The initial approach to coarctation utilizing open-heart surgery techniques was resection with primary end-to-end anastomosis, first reported in 1945, which was technically difficult and carried a high risk of re-intervention. This procedure was followed by a prosthetic patch aortoplasty, which showed later aneurysm development, prosthetic interposition grafts, and subclavian flap aortoplasty. The latter gained wide acceptance, but occurred with restenosis.

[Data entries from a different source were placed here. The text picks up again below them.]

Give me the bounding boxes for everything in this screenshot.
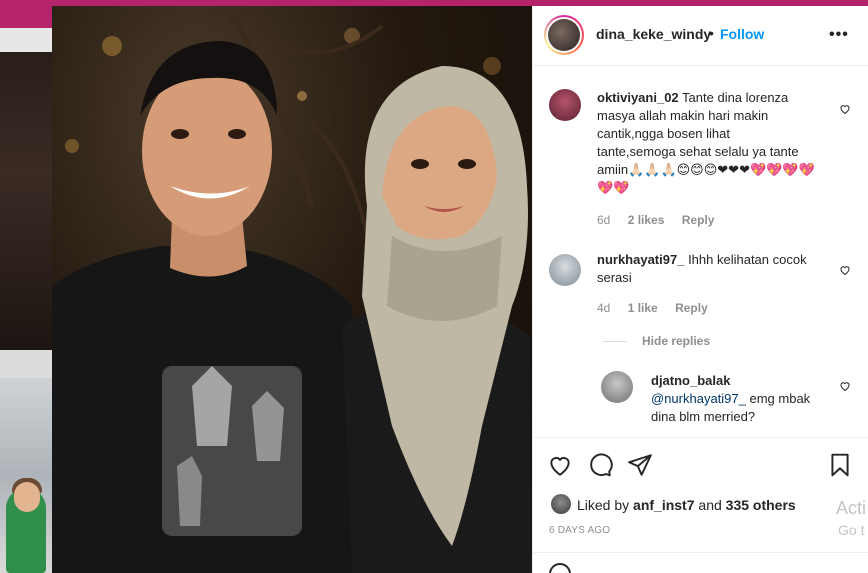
author-username[interactable]: dina_keke_windy <box>596 26 711 42</box>
likes-count-link[interactable]: 335 others <box>726 497 796 513</box>
background-header-band <box>0 0 52 28</box>
post-photo[interactable] <box>52 6 532 573</box>
comment-text: oktiviyani_02 Tante dina lorenza masya a… <box>597 90 815 195</box>
share-plane-icon[interactable] <box>627 452 653 478</box>
comment-meta: 6d 2 likes Reply <box>597 213 728 227</box>
follow-button[interactable]: Follow <box>720 26 764 42</box>
reply-text: djatno_balak @nurkhayati97_ emg mbak din… <box>651 373 811 424</box>
post-actions: Liked by anf_inst7 and 335 others 6 DAYS… <box>533 437 868 573</box>
windows-activation-watermark: Acti <box>836 498 867 518</box>
hide-replies-line <box>603 341 627 342</box>
emoji-smile-icon[interactable] <box>549 563 571 573</box>
like-heart-icon[interactable] <box>547 452 573 478</box>
save-bookmark-icon[interactable] <box>827 452 853 478</box>
commenter-avatar[interactable] <box>549 89 581 121</box>
like-comment-heart-icon[interactable] <box>839 103 851 115</box>
background-webpage <box>0 0 52 573</box>
comment-bubble-icon[interactable] <box>587 452 613 478</box>
reply-avatar[interactable] <box>601 371 633 403</box>
comment-age: 6d <box>597 213 611 227</box>
post-header: dina_keke_windy • Follow ••• <box>533 6 868 66</box>
background-photo <box>0 52 52 352</box>
comment-likes[interactable]: 1 like <box>628 301 658 315</box>
hide-replies-button[interactable]: Hide replies <box>642 334 710 348</box>
post-photo-illustration <box>52 14 532 573</box>
comment-text: nurkhayati97_ Ihhh kelihatan cocok seras… <box>597 252 807 285</box>
commenter-username[interactable]: nurkhayati97_ <box>597 252 684 267</box>
screen: dina_keke_windy • Follow ••• oktiviyani_… <box>0 0 868 573</box>
liker-avatar[interactable] <box>551 494 571 514</box>
author-avatar[interactable] <box>544 15 584 55</box>
more-options-icon[interactable]: ••• <box>829 26 849 44</box>
liked-by-summary: Liked by anf_inst7 and 335 others <box>577 497 796 513</box>
add-comment-row[interactable] <box>533 552 868 573</box>
commenter-avatar[interactable] <box>549 254 581 286</box>
comment-age: 4d <box>597 301 611 315</box>
post-side-panel: dina_keke_windy • Follow ••• oktiviyani_… <box>532 6 868 573</box>
like-comment-heart-icon[interactable] <box>839 264 851 276</box>
comment-meta: 4d 1 like Reply <box>597 301 722 315</box>
like-reply-heart-icon[interactable] <box>839 380 851 392</box>
liker-username[interactable]: anf_inst7 <box>633 497 694 513</box>
reply-button[interactable]: Reply <box>675 301 708 315</box>
reply-username[interactable]: djatno_balak <box>651 373 730 388</box>
separator-dot: • <box>709 25 714 41</box>
comments-list[interactable]: oktiviyani_02 Tante dina lorenza masya a… <box>533 67 868 436</box>
reply-mention[interactable]: @nurkhayati97_ <box>651 391 746 406</box>
post-timestamp[interactable]: 6 DAYS AGO <box>549 525 610 536</box>
reply-button[interactable]: Reply <box>682 213 715 227</box>
windows-activation-watermark-subtext: Go t <box>838 522 865 538</box>
comment-likes[interactable]: 2 likes <box>628 213 665 227</box>
commenter-username[interactable]: oktiviyani_02 <box>597 90 679 105</box>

Recently, an extended end-to-end anastomosis has become a popular surgical approach. In this process the patent ductus arteriosus is divided and its aortic end is removed with the constricted section of the aorta. The pulmonary end is ligated, whereas the ductal remnant is used to anastomose both ends of the aorta on either side of the coarctation.
Another technique developed in the last few years, but avoided in neonates, is percutaneous balloon angioplasty and transcatheter stent placement, also utilized for restenosis after surgical repair.